OCTA could be used as a primary modality for the detection of choroidal neovascularization and to monitor its area. Adjunctive indications include the visualization of retinal capillary dropout (in glaucoma and diabetic retinopathy) and choroidal capillary dropout (in dry AMD), for which better segmentation and measurement tools are needed. OCTA is also very sensitive in detecting retinal neovascularization (in diabetic retinopathy), but cannot be considered a primary tool for this because of the limited imaging area of current technology.

David Huang, MD, PhD, is Peterson Professor of Ophthalmology and professor of biomedical engineering, Casey Eye Institute, Oregon Health and Science University. Disclosure: Huang reports he receives patent royalties from Carl Zeiss Meditec and Optovue and has stock ownership in and receives speaker travel support, research grants and material support from Optovue.

COUNTER

OCTA is important adjunct to SD-OCT

David Sarraf

Unlike conventional angiography, OCTA does not require dye administration and is noninvasive. Several studies have documented a potentially important role of OCTA in the evaluation of macular disease. In neovascular age-related macular degeneration, OCTA has for the first time provided detailed microvascular images of the structure and morphology of type 1, type 2 and type 3 neovascular complexes, and has permitted qualitative and quantitative analysis of neovascular lesions before and after anti-VEGF therapy.

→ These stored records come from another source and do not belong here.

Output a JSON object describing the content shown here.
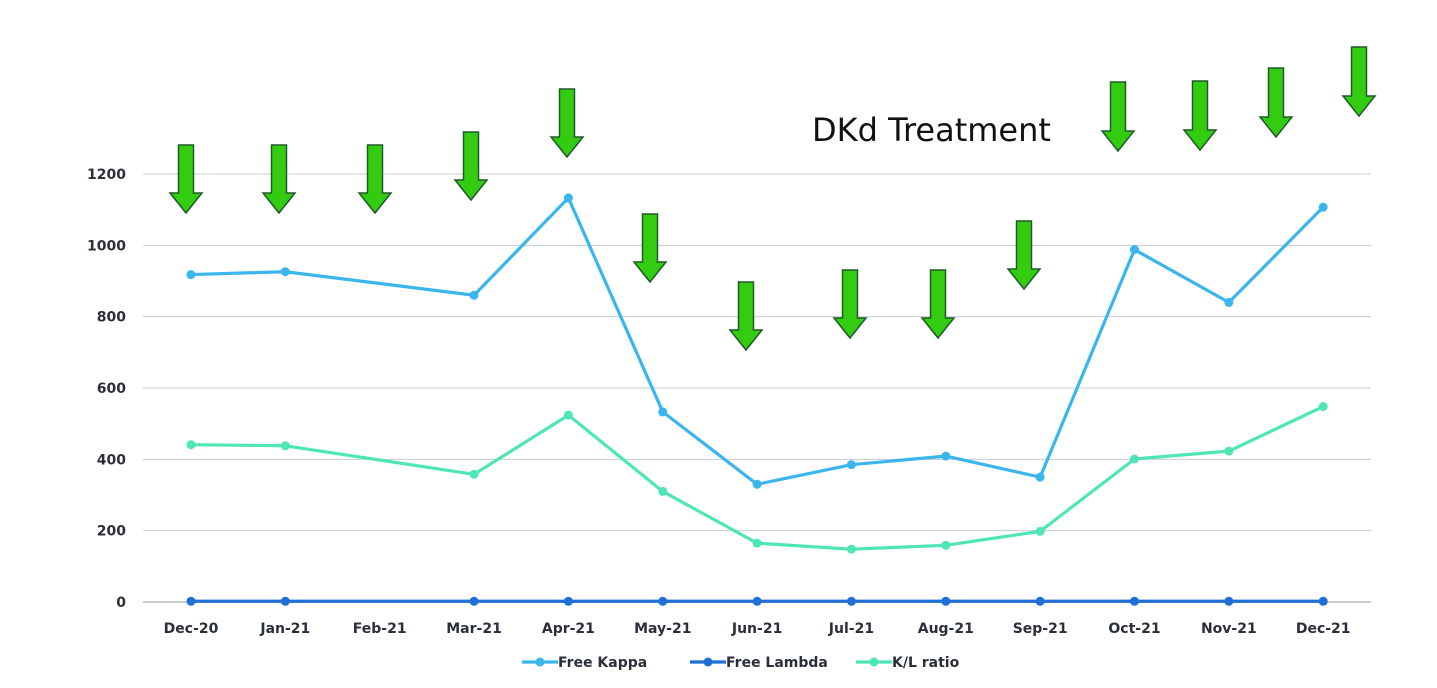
{
  "chart_data": {
    "type": "line",
    "title": "DKd Treatment",
    "categories": [
      "Dec-20",
      "Jan-21",
      "Feb-21",
      "Mar-21",
      "Apr-21",
      "May-21",
      "Jun-21",
      "Jul-21",
      "Aug-21",
      "Sep-21",
      "Oct-21",
      "Nov-21",
      "Dec-21"
    ],
    "ylim": [
      0,
      1200
    ],
    "yticks": [
      0,
      200,
      400,
      600,
      800,
      1000,
      1200
    ],
    "grid": true,
    "legend_position": "bottom",
    "series": [
      {
        "name": "Free Kappa",
        "color": "#3bb6ec",
        "values": [
          918,
          926,
          null,
          860,
          1133,
          533,
          330,
          385,
          409,
          350,
          988,
          840,
          1107
        ]
      },
      {
        "name": "Free Lambda",
        "color": "#1f6fd6",
        "values": [
          2,
          2,
          null,
          2,
          2,
          2,
          2,
          2,
          2,
          2,
          2,
          2,
          2
        ]
      },
      {
        "name": "K/L ratio",
        "color": "#4fe6b5",
        "values": [
          441,
          438,
          null,
          358,
          524,
          310,
          165,
          148,
          159,
          198,
          401,
          423,
          548
        ]
      }
    ],
    "treatment_marker_color": "#33cc11"
  }
}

OCTA does not, however, provide any information regarding leakage, edema and exudation, and therefore, it is likely to serve an important adjunctive role alongside spectral-domain OCT, but may potentially replace conventional angiography in the evaluation of macular disorders.

OCTA allows direct anatomical assessment of neovascular complexes and may be able to provide additional biomarkers to evaluate the progression of these neovascular lesions and their response to anti-VEGF therapy.

David Sarraf, MD, is clinical professor of ophthalmology, Stein Eye Institute, UCLA. Disclosure: Sarraf reports he receives research grants from Genentech, Optovue and Regeneron.